Although deadlock avoidance issue has attracted much attention and has been extensively studied, most of the existing results assume reliable machines. This assumption makes it difficult to apply existing deadlock avoidance algorithms to real manufacturing systems with unreliable machines. This paper presents the results to apply an existing deadlock avoidance algorithm to systems with unreliable machines by analyzing the robustness of the deadlock avoidance algorithm. Sequential production processes are considered in this paper, and Petri Net is adopted as the tool for modeling and analysis of the sequential processes. Different types of tolerable machine failures under which liveness property can be preserved are characterized. Computational complexity of the proposed algorithm is analyzed.
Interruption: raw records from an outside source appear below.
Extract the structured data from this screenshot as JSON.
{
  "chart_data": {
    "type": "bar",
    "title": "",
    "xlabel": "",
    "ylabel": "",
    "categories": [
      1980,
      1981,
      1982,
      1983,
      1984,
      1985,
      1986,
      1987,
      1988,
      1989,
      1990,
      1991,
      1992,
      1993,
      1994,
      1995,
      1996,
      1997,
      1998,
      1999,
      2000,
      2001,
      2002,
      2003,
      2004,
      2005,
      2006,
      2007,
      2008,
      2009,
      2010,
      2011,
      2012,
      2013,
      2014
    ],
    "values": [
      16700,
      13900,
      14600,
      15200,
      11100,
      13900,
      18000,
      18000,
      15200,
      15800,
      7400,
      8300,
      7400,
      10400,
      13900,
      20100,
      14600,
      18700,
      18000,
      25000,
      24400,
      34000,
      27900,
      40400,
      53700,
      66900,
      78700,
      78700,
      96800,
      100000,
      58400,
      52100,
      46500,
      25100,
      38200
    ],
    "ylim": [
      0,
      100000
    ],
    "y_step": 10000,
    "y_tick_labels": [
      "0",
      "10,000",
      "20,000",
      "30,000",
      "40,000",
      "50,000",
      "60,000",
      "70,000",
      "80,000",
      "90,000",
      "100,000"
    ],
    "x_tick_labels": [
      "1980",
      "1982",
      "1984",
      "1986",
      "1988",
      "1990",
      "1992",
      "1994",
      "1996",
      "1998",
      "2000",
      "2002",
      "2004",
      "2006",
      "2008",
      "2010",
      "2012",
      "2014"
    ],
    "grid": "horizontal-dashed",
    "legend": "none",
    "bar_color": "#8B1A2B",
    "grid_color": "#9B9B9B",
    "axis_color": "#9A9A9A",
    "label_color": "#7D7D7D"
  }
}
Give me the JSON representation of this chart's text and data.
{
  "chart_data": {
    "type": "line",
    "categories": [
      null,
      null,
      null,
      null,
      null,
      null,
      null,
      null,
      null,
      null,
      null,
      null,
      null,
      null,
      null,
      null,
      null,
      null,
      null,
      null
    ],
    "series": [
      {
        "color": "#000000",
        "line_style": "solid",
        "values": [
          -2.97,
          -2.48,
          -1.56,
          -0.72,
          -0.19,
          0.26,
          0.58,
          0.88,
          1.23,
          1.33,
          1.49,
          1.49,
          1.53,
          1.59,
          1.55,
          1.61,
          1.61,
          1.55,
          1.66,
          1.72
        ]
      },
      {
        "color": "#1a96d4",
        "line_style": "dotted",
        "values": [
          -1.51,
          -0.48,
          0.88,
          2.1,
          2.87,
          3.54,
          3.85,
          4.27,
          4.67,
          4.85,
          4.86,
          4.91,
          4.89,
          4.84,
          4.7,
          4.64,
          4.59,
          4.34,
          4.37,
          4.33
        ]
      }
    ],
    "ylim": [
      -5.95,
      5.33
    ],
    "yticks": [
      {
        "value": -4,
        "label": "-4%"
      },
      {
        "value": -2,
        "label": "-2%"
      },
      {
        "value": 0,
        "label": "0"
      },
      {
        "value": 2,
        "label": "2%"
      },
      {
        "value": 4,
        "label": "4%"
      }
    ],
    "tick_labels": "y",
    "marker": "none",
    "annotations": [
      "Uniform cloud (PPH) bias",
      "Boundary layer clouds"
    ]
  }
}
Deadlock is a highly undesirable situation in which a set of parts or jobs are requesting or waiting for resources held by other parts or jobs in the same set, with the set of parts or jobs in circular waiting. In the context of manufacturing systems, deadlock issue has attracted much attention in the last decade (Lawley & Sulistyono, 2002; Hsieh, 2000; Wu, 1999; Reveliotis, 1999; Lawley, 1998; Lawley, Spyros, Reveliotis, & Placid, 1998; Reveliotis, Lawley, & Ferreira, 1997; Cho, Kumaran, & Wysk, 1995; Ezpeleta, Colom, & Martinez, 1995; Hsieh & Chang, 1994; Wysk, Yang, & Joshi, 1991; Banaszak & Krogh, 1990; Viswanadham, Narahari, & Johnson, 1990). Banaszak and Krogh (1990) proposed a production Petri net (PPN) model and developed a simple and low computational complexity deadlock avoidance restriction policy. Hsieh (Hsieh & Chang, 1994) overcame the drawbacks of the above approach by formulating a deadlock avoidance controller (DAC) synthesis problem for a class of Petri net called CPPN. Ezpeleta et al. (1995) formulated a policy that prevents deadlocks by establishing the equivalence between deadlocks and unmarked siphons in a class of Petri net called S3PR. Wysk et al. (1991) and Cho et al. (1995) proposed graph-theoretic models for deadlock detection and avoidance of manufacturing systems.
Uncertainties such as machine failure poses challenges in control of manufacturing systems as resource failures may reduce the number of available resources which may in turn result in deadlocks or lead to dead states. As existing papers assume reliable machines in development of deadlock avoidance algorithms, there is a gap between the development of theory and application to real manufacturing systems. The main results of this paper show that the existing deadlock avoidance control (DAC) algorithm possesses desirable robustness properties capable of dealing with unreliable machines. The concept of critical path is proposed to quantitatively characterize the safety margins with which the system can still be kept live using the remaining resources available. The results of this paper show that it is possible to tailor existing deadlock avoidance algorithms to be applicable to systems with unreliable machines.